Un café qui revient en moyenne trois fois plus cher que le café moulu traditionnel. Mais puisque ce n’est pas du café, ce n’est finalement pas si cher ! C’est tellement plus que du café !

L’idéologie en action. On est passé de l’idéologie bourgeoise d’après guerre, la famille… à l’idéologie bobo du XXIe siècle urbain, l’individualisme, moi, rien que moi… le “Parce que je le vaux bien !” de L’Oréal.

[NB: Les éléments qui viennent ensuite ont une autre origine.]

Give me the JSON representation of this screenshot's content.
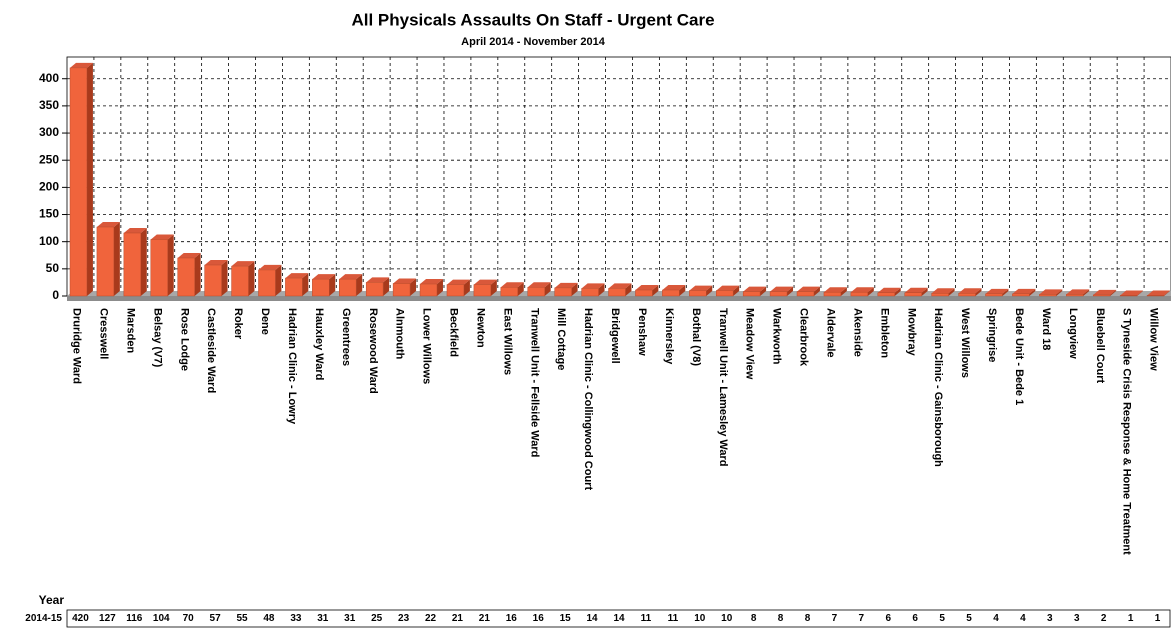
{
  "chart_data": {
    "type": "bar",
    "title": "All Physicals Assaults On Staff - Urgent Care",
    "subtitle": "April 2014 - November 2014",
    "categories": [
      "Druridge Ward",
      "Cresswell",
      "Marsden",
      "Belsay (V7)",
      "Rose Lodge",
      "Castleside Ward",
      "Roker",
      "Dene",
      "Hadrian Clinic - Lowry",
      "Hauxley Ward",
      "Greentrees",
      "Rosewood Ward",
      "Alnmouth",
      "Lower Willows",
      "Beckfield",
      "Newton",
      "East Willows",
      "Tranwell Unit - Fellside Ward",
      "Mill Cottage",
      "Hadrian Clinic - Collingwood Court",
      "Bridgewell",
      "Penshaw",
      "Kinnersley",
      "Bothal (V8)",
      "Tranwell Unit - Lamesley Ward",
      "Meadow View",
      "Warkworth",
      "Clearbrook",
      "Aldervale",
      "Akenside",
      "Embleton",
      "Mowbray",
      "Hadrian Clinic - Gainsborough",
      "West Willows",
      "Springrise",
      "Bede Unit - Bede 1",
      "Ward 18",
      "Longview",
      "Bluebell Court",
      "S Tyneside Crisis Response & Home Treatment",
      "Willow View"
    ],
    "table_header": "Year",
    "series": [
      {
        "name": "2014-15",
        "color": "#f0643c",
        "values": [
          420,
          127,
          116,
          104,
          70,
          57,
          55,
          48,
          33,
          31,
          31,
          25,
          23,
          22,
          21,
          21,
          16,
          16,
          15,
          14,
          14,
          11,
          11,
          10,
          10,
          8,
          8,
          8,
          7,
          7,
          6,
          6,
          5,
          5,
          4,
          4,
          3,
          3,
          2,
          1,
          1
        ]
      }
    ],
    "ylim": [
      0,
      440
    ],
    "yticks": [
      0,
      50,
      100,
      150,
      200,
      250,
      300,
      350,
      400
    ],
    "grid": true
  }
}
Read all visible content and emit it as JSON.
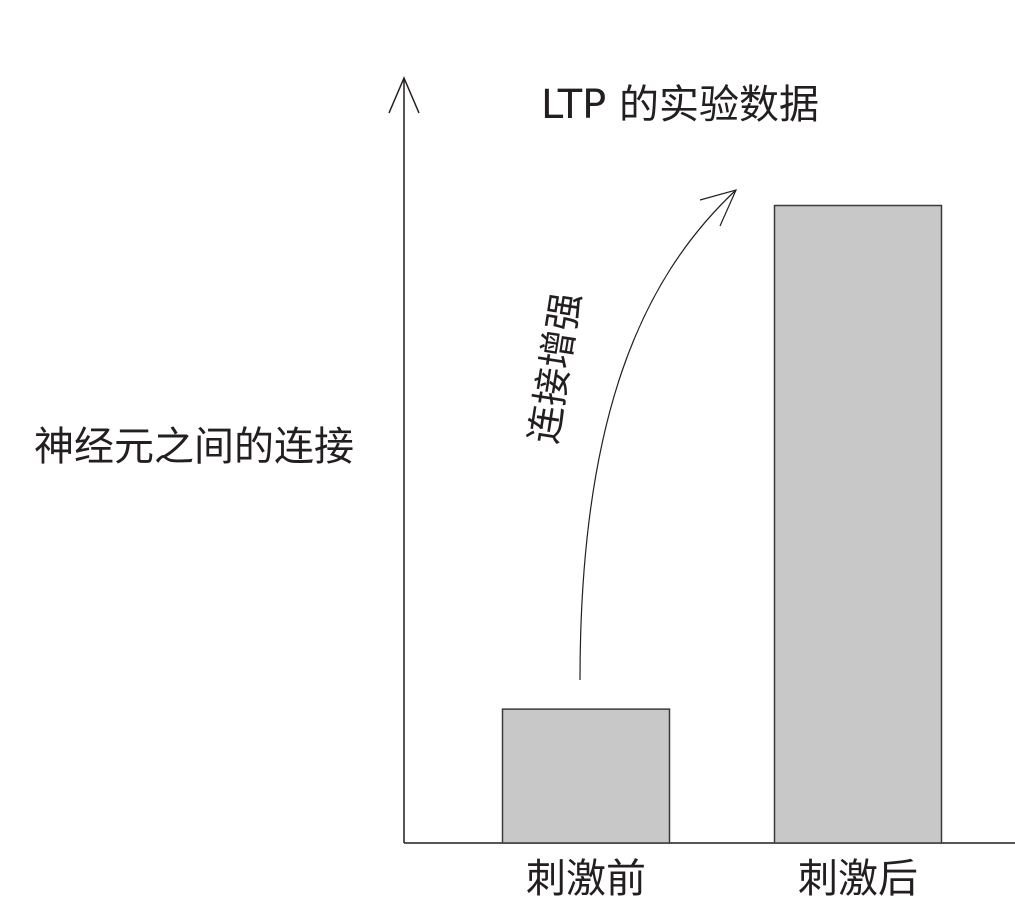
{
  "chart_data": {
    "type": "bar",
    "title": "LTP 的实验数据",
    "ylabel": "神经元之间的连接",
    "xlabel": "",
    "categories": [
      "刺激前",
      "刺激后"
    ],
    "values": [
      21,
      100
    ],
    "ylim": [
      0,
      120
    ],
    "grid": false,
    "annotation": {
      "text": "连接增强",
      "from_category": "刺激前",
      "to_category": "刺激后"
    },
    "colors": {
      "bar_fill": "#c8c8c8",
      "bar_stroke": "#3a3a3a",
      "axis": "#231f20",
      "text": "#231f20"
    }
  }
}
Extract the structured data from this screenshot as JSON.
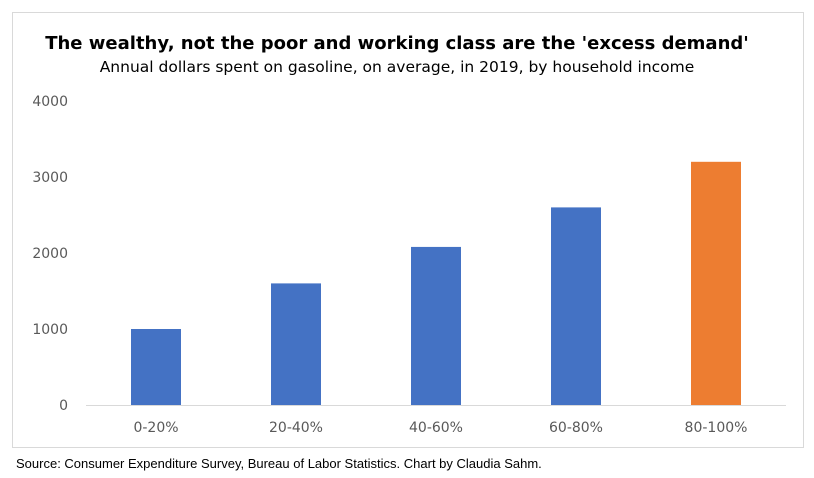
{
  "chart_data": {
    "type": "bar",
    "title": "The wealthy, not the poor and working class are the 'excess demand'",
    "subtitle": "Annual dollars spent on gasoline, on average, in 2019, by household income",
    "xlabel": "",
    "ylabel": "",
    "categories": [
      "0-20%",
      "20-40%",
      "40-60%",
      "60-80%",
      "80-100%"
    ],
    "values": [
      1000,
      1600,
      2080,
      2600,
      3200
    ],
    "ylim": [
      0,
      4000
    ],
    "yticks": [
      "0",
      "1000",
      "2000",
      "3000",
      "4000"
    ],
    "bar_colors": [
      "#4472c4",
      "#4472c4",
      "#4472c4",
      "#4472c4",
      "#ed7d31"
    ],
    "grid": false,
    "legend": "none"
  },
  "source": "Source: Consumer Expenditure Survey, Bureau of Labor Statistics. Chart by Claudia Sahm."
}
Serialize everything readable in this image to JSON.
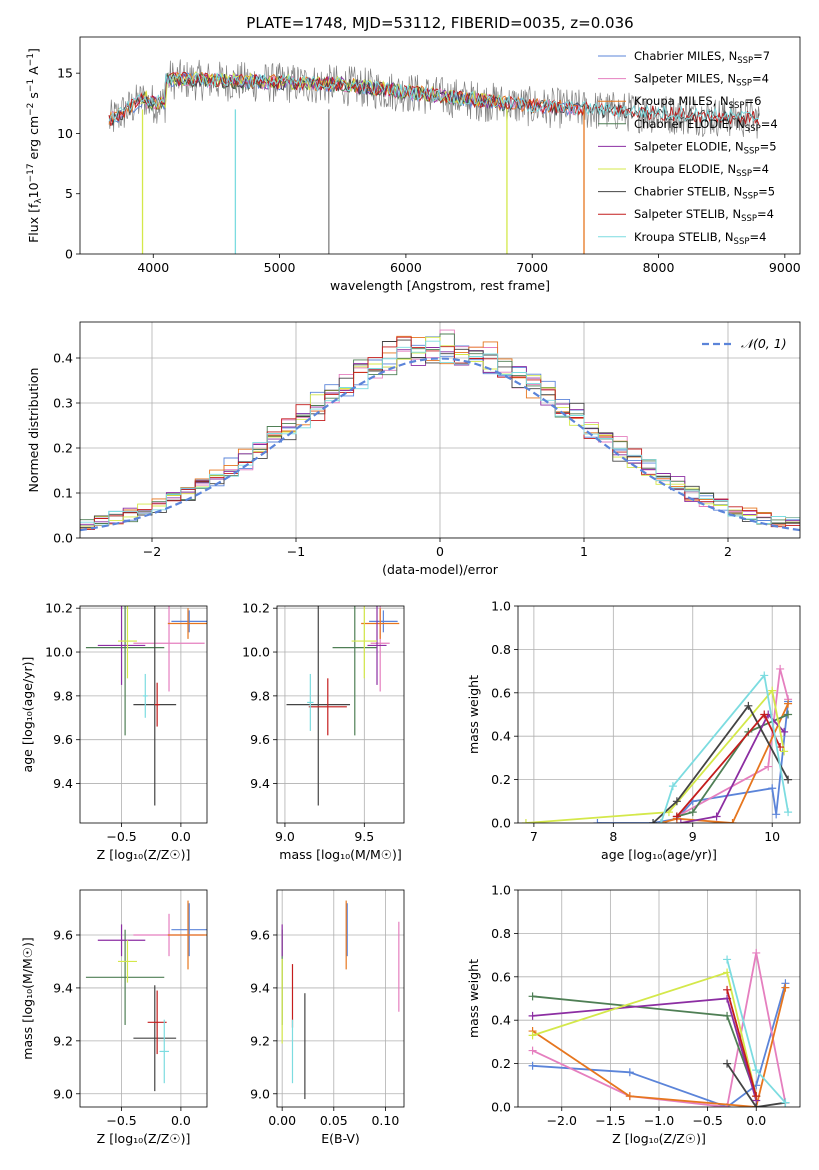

On buvait un produit de consommation courante, banal pour ne pas dire basique. On déguste aujourd’hui un produit raffiné, personnalisé, l’équivalent des nombreux produits de luxe qui s’étalent dans les magazines. En 2010, l’entreprise Nestlé a réalisé un chiffre d’affaires de près de 3 milliards d’euros et bénéficie, selon Le Figaro, d’une rentabilité « proche des niveaux enregistrés dans l’industrie du luxe ».

2014, Nespresso ouvre une des plus grande boutique dédié au café, au 119, avenue des Champs Élysées à Paris. « Un écrin » de plus de 1000 m2 entièrement dédié à la culture café et faisant place à une large variété de services exclusifs et personnalisés.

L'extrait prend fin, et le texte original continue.